The Thomaston dispensary is the only Wellness Connection dispensary
that is open. DeKeuster said it has been serving patients since September.

This has been a hard year for Northeast. In July, Northeast Patients
Group was sued for $632,000 in unpaid loans in Cumberland County
Superior Court by its former financial backer, Berkeley Patients
Group, a California dispensary. Berkeley also asked the court to
remove DeKeuster from her job with Northeast.

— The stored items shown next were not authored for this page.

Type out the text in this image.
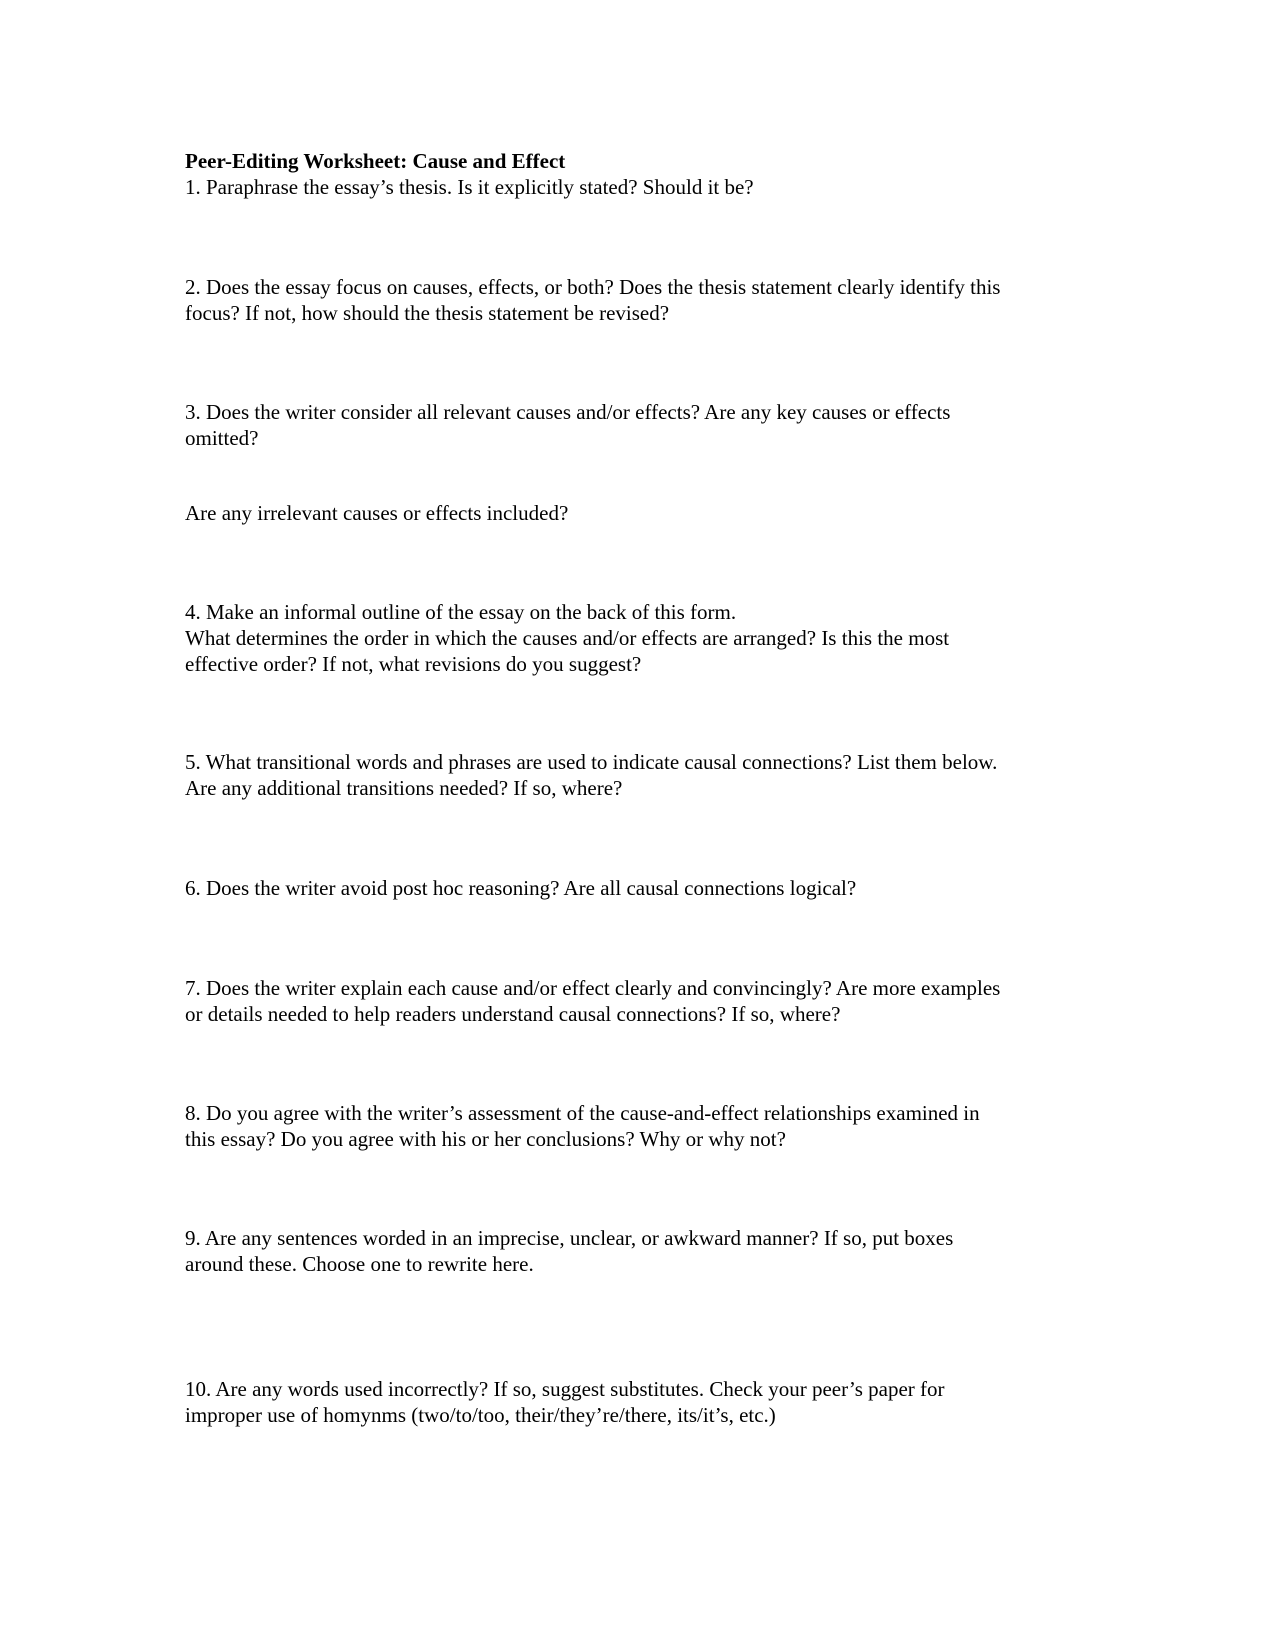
Peer-Editing Worksheet: Cause and Effect
1. Paraphrase the essay’s thesis. Is it explicitly stated? Should it be?
2. Does the essay focus on causes, effects, or both? Does the thesis statement clearly identify this
focus? If not, how should the thesis statement be revised?
3. Does the writer consider all relevant causes and/or effects? Are any key causes or effects
omitted?
Are any irrelevant causes or effects included?
4. Make an informal outline of the essay on the back of this form.
What determines the order in which the causes and/or effects are arranged? Is this the most
effective order? If not, what revisions do you suggest?
5. What transitional words and phrases are used to indicate causal connections? List them below.
Are any additional transitions needed? If so, where?
6. Does the writer avoid post hoc reasoning? Are all causal connections logical?
7. Does the writer explain each cause and/or effect clearly and convincingly? Are more examples
or details needed to help readers understand causal connections? If so, where?
8. Do you agree with the writer’s assessment of the cause-and-effect relationships examined in
this essay? Do you agree with his or her conclusions? Why or why not?
9. Are any sentences worded in an imprecise, unclear, or awkward manner? If so, put boxes
around these. Choose one to rewrite here.
10. Are any words used incorrectly? If so, suggest substitutes. Check your peer’s paper for
improper use of homynms (two/to/too, their/they’re/there, its/it’s, etc.)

Berkeley also alleges DeKeuster used proprietary information to
negotiate a financing deal involving former NBA basketball player
Cuttino Mobley while still employed as Berkeley's New England
expansion director -- which would be against a no-compete clause in
her employment contract with Berkeley.

She quit her job with Berkeley in February, days after signing a
letter of intent for a never-finalized, $2 million preliminary
financing deal for Northeast with Mobley Pain Management and Wellness
Center.

DeKeuster said interest from patients has been mostly proportional to
the population in each area the nonprofit group owns a license -- with
the company fielding fewer calls from Kennebec County than Cumberland
County.

"There is certainly need out there," she said. "And the good news is
there seem to be a lot of doctors recommending the medication and
working with patients to monitor their use."